Su preocupación se sentía como una manta familiar, cálida y sofocante a la vez. Me habían etiquetado como "lenta" desde la infancia, una etiqueta que me pusieron maestros frustrados y parientes bien intencionados después de innumerables intentos fallidos de aprender a leer y calcular como los otros niños. Mis padres, con toda su buena intención, siempre habían tratado de suavizar el golpe.
-No te preocupes, mi amor -decía mi mamá, acariciándome el pelo-. A la gallina que escarba, aunque sea tarde, encuentra su maíz.
Mi papá agregaba:
-Algunas personas simplemente funcionan diferente. Ya encontrarás tu camino.
Siempre les creí. Creí que era una de esas "gallinas lentas", destinada a una vida simple y sin complicaciones. Y tal vez, solo tal vez, tenía una especie de "suerte de tonta" porque entonces apareció Mateo.
Era el hijo del vecino, un niño con ojos como pozos profundos y una mente como una supercomputadora. Yo tenía diez años, él doce, y desde el momento en que lo vi, quedé cautivada. Se movía con una intensidad silenciosa, siempre leyendo, siempre pensando, siempre resolviendo. Lo seguía como una sombra, una admiradora silenciosa. Él mayormente me ignoraba, a veces con un gesto displicente, a veces con el ceño fruncido.
*Solo es tímido, Sofía. ¡En secreto le encanta tu atención!*, me aseguraban Las Voces. *Los chicos genio siempre son un poco raros. Probablemente solo está tratando de hacerse el interesante*.
Así que persistí. Y finalmente, me convencí de que sí le gustaba, que su indiferencia era solo su forma de mostrar afecto.
Comenzó a darme clases en la prepa, al ver mis dificultades con las matemáticas y las ciencias. Pasaba horas explicándome pacientemente conceptos complejos, desglosándolos en partes digeribles. Con él, de repente, los números y las letras tenían sentido. Se sentía como un milagro. Trabajé incansablemente, impulsada por su atención. Cuando ambos entramos a la UNAM, sentí una oleada de triunfo, una validación de todo su esfuerzo. Nunca lo había visto sonreír tan genuinamente como el día que le dije que había entrado.

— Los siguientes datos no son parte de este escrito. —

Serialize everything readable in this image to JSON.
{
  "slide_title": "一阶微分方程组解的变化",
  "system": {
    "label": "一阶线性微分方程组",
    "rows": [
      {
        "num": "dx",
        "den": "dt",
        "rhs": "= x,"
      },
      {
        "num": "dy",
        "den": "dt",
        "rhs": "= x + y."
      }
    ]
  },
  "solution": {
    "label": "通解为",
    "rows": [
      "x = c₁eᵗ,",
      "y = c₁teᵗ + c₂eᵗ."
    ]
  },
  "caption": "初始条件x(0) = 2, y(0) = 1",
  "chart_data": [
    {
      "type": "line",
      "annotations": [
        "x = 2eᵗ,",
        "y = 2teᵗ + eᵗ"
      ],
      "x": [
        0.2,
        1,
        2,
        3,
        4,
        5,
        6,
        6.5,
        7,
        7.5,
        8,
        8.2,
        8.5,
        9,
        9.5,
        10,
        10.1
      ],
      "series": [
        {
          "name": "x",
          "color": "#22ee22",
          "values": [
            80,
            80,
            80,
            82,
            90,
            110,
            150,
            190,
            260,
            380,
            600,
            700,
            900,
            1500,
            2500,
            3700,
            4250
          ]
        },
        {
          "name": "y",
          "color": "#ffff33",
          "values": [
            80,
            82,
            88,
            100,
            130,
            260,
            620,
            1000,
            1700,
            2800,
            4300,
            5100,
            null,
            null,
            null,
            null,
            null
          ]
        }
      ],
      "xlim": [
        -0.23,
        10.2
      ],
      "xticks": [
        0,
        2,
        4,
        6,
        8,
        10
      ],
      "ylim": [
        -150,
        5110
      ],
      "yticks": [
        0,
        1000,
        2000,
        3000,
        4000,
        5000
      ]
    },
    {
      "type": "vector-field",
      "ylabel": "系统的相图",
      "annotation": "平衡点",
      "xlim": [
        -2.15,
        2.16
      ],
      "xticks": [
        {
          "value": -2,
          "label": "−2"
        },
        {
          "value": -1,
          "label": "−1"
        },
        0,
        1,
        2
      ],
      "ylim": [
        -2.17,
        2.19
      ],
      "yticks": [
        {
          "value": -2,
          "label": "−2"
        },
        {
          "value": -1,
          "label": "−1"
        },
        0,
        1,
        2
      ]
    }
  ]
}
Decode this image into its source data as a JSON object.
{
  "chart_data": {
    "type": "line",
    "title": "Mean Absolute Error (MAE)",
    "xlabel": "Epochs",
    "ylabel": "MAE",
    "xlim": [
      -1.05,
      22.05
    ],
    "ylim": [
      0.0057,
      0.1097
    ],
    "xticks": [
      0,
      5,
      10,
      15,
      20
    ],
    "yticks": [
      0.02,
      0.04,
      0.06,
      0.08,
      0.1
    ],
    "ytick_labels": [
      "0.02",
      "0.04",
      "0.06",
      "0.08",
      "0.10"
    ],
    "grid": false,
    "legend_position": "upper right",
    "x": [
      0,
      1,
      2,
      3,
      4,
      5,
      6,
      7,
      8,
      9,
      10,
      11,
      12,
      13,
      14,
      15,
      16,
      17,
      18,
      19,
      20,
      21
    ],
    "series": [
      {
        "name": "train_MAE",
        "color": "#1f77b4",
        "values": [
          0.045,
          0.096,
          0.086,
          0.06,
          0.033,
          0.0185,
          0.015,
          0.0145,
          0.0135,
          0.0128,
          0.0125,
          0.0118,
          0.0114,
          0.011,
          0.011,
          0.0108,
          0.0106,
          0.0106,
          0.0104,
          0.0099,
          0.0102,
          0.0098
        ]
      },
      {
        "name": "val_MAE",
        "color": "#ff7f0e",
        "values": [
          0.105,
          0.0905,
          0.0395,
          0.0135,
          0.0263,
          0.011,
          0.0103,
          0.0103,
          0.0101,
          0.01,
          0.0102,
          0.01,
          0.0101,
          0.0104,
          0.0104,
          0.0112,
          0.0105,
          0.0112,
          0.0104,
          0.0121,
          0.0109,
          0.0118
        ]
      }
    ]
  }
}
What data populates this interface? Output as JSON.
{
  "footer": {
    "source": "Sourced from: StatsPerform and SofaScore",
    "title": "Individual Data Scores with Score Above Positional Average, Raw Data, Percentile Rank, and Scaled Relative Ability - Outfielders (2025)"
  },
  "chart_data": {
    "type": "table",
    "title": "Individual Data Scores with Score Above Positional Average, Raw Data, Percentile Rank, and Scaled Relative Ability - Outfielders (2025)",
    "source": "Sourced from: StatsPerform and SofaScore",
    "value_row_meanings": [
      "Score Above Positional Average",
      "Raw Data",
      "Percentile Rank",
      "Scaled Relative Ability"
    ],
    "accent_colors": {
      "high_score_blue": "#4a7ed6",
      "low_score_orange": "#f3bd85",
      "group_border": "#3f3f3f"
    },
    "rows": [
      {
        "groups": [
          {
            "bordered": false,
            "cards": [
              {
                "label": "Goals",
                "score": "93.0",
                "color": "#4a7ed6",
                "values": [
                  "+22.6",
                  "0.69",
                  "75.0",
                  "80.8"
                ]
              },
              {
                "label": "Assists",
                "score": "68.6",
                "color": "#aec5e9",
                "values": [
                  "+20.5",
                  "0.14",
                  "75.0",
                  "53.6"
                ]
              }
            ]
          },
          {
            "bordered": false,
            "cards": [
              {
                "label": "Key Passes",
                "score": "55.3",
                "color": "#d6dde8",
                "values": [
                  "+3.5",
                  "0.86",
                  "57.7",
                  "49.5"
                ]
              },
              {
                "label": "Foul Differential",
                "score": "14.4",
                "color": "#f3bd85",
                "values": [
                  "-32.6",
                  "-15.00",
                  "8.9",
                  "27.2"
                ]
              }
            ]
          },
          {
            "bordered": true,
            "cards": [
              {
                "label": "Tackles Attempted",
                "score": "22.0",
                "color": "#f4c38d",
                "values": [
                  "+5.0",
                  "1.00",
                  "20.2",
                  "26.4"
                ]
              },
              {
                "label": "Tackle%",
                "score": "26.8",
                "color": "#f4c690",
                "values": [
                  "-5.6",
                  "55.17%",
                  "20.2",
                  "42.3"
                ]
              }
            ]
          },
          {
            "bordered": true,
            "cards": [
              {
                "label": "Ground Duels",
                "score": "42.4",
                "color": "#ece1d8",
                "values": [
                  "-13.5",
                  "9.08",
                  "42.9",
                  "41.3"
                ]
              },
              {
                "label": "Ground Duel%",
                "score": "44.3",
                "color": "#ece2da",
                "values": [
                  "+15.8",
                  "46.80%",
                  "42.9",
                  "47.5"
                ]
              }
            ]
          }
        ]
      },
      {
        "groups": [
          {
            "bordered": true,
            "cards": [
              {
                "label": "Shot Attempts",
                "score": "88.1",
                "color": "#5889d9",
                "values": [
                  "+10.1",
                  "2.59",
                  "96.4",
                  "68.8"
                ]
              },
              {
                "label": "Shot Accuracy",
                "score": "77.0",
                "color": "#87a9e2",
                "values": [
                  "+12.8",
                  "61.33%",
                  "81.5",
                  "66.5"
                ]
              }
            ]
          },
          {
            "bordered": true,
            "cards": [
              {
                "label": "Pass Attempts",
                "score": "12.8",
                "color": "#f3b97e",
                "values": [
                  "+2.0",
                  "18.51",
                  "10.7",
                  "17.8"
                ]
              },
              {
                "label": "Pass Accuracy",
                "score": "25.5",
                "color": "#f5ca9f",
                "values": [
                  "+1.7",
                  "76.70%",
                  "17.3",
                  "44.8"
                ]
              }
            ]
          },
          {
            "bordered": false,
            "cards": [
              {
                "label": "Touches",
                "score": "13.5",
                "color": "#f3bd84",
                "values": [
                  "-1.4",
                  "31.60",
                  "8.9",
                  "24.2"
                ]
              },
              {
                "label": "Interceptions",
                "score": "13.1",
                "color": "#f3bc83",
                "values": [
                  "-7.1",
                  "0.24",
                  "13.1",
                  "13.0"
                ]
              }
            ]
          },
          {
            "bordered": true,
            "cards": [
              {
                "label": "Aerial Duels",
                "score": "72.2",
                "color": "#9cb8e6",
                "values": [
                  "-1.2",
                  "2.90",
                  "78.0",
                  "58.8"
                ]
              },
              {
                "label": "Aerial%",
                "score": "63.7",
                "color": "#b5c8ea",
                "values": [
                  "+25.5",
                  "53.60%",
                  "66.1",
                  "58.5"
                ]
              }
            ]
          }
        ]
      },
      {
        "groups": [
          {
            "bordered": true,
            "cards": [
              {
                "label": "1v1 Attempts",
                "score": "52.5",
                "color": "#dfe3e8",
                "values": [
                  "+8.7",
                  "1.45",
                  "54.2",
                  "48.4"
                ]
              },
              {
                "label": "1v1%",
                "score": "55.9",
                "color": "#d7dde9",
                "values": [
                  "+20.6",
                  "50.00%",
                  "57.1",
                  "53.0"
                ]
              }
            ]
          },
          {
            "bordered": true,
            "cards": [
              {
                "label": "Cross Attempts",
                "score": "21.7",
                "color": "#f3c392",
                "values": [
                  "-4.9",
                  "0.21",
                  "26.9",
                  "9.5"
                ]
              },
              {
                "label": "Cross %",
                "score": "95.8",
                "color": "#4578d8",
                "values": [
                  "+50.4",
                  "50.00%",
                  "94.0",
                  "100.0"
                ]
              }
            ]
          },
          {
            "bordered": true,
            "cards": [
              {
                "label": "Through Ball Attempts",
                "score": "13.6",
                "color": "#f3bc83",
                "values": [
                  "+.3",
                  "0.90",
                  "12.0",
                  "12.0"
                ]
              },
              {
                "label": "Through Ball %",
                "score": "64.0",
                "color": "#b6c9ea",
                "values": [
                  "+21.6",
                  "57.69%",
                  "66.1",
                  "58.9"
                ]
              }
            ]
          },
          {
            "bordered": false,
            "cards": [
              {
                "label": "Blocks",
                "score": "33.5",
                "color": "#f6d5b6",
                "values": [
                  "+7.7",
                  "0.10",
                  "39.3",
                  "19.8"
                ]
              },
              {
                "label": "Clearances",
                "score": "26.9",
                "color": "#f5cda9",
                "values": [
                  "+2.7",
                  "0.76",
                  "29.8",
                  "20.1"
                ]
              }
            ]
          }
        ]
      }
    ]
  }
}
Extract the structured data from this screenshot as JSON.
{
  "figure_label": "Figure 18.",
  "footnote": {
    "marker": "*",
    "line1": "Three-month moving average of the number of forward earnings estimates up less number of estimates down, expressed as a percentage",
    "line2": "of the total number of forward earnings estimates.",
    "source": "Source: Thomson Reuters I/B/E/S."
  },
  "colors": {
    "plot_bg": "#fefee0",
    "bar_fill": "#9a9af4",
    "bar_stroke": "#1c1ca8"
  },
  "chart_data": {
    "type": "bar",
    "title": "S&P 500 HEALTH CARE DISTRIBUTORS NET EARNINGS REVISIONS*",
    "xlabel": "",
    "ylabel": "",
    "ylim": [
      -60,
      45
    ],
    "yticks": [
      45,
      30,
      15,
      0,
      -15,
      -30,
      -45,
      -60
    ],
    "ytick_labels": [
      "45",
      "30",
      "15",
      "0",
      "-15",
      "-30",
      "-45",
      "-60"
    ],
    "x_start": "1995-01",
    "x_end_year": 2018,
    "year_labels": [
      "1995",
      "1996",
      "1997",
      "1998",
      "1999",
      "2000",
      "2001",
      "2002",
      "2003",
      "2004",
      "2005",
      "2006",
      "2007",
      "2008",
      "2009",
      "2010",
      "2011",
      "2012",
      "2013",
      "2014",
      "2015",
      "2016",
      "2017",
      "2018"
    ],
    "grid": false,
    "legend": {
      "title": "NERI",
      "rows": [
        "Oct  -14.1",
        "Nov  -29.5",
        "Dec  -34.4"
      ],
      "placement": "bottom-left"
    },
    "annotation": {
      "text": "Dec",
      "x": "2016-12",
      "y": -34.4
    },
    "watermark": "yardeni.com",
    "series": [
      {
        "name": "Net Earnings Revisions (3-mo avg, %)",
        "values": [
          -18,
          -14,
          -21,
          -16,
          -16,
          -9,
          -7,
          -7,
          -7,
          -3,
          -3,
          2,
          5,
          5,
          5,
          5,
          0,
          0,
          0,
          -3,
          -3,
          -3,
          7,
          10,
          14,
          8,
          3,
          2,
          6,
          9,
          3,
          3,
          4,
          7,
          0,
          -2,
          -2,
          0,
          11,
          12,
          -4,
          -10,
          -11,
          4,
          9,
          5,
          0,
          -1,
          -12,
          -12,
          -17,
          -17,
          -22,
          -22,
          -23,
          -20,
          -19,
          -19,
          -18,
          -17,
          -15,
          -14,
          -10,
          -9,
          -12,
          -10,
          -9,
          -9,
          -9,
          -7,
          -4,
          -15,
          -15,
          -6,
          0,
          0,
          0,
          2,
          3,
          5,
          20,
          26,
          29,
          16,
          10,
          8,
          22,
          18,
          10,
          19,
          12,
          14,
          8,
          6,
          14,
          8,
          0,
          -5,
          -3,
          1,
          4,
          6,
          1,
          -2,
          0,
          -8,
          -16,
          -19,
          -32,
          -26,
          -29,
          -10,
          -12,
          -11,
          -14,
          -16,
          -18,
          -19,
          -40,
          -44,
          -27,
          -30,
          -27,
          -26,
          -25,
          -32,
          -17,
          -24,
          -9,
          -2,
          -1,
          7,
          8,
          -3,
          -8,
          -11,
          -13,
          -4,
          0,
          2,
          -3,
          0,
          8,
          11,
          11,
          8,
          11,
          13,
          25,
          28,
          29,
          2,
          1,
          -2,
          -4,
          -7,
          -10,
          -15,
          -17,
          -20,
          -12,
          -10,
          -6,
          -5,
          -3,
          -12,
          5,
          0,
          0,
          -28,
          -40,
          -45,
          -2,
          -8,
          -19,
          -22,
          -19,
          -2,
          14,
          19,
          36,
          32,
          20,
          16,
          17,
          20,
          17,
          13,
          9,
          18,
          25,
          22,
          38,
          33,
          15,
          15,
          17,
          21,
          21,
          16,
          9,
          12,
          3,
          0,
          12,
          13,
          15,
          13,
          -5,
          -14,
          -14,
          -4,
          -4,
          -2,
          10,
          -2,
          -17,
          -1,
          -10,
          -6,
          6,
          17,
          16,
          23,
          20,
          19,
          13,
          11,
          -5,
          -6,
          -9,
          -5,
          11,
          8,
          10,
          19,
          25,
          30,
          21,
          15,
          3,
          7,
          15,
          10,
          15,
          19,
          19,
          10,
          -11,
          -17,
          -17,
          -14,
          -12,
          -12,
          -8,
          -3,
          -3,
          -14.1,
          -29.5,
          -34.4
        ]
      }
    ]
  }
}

-Parece que tendrás que aguantarme un rato más, Sofía -había dicho, con un raro brillo juguetón en los ojos.
Y así, sin más, nos hicimos novios. ¡El romance perfecto! ¡Un genio y su musa! ¡Siempre estuvo destinado a ser! Las Voces rugieron, una sinfonía de aprobación.
Pero la universidad fue diferente. Mateo estaba consumido por su programa de doctorado, constantemente en el laboratorio, desarrollando algoritmos, escribiendo artículos. Su tiempo para mí disminuyó. Intentaba encontrarme con él para almorzar, solo para recibir un mensaje de texto: 'Estoy muy ocupado, Sofía. Comí algo rápido en la cafetería'. Luego, días después, veía una foto en la página de chismes de la facultad: Mateo, riendo, compartiendo un sándwich con Ximena, su brillante compañera de laboratorio, en esa misma cafetería.
El dolor era una punzada aguda en mis entrañas.
*¡Solo están trabajando, Sofía! ¡Los iguales intelectuales necesitan colaborar! ¡No es romántico, es profesional!*, Las Voces se apresuraron a defenderlo, torciendo mi realidad.
Intenté hablar con él una vez.
-¿No crees que pasas demasiado tiempo con Ximena? -le pregunté, con voz apenas audible.
Él suspiró, pasándose una mano por el pelo.
-Sofía, es mi colega. Mi compañera de laboratorio. Estamos trabajando en un proyecto revolucionario. No es 'pasar tiempo', es colaboración. No seas tan dramática.
Los susurros comenzaron sutilmente al principio, luego se hicieron más fuertes. "Mateo y Ximena, la pareja del momento", publicó alguien en la página de confesiones de la facultad. "Almas gemelas intelectuales". Mis compañeras de cuarto me miraban con lástima, luego apartaban la vista rápidamente cuando las sorprendía.
Siempre forzaba una sonrisa brillante, diciendo:
-Ah, son tan buenos en su investigación, ¿verdad? Hacen un gran equipo para la ciencia.
Mis excusas sonaban huecas incluso para mis propios oídos. La narrativa reconfortante de "Las Voces" se estaba resquebrajando, pieza por pieza dolorosa. Ya no podía fingir.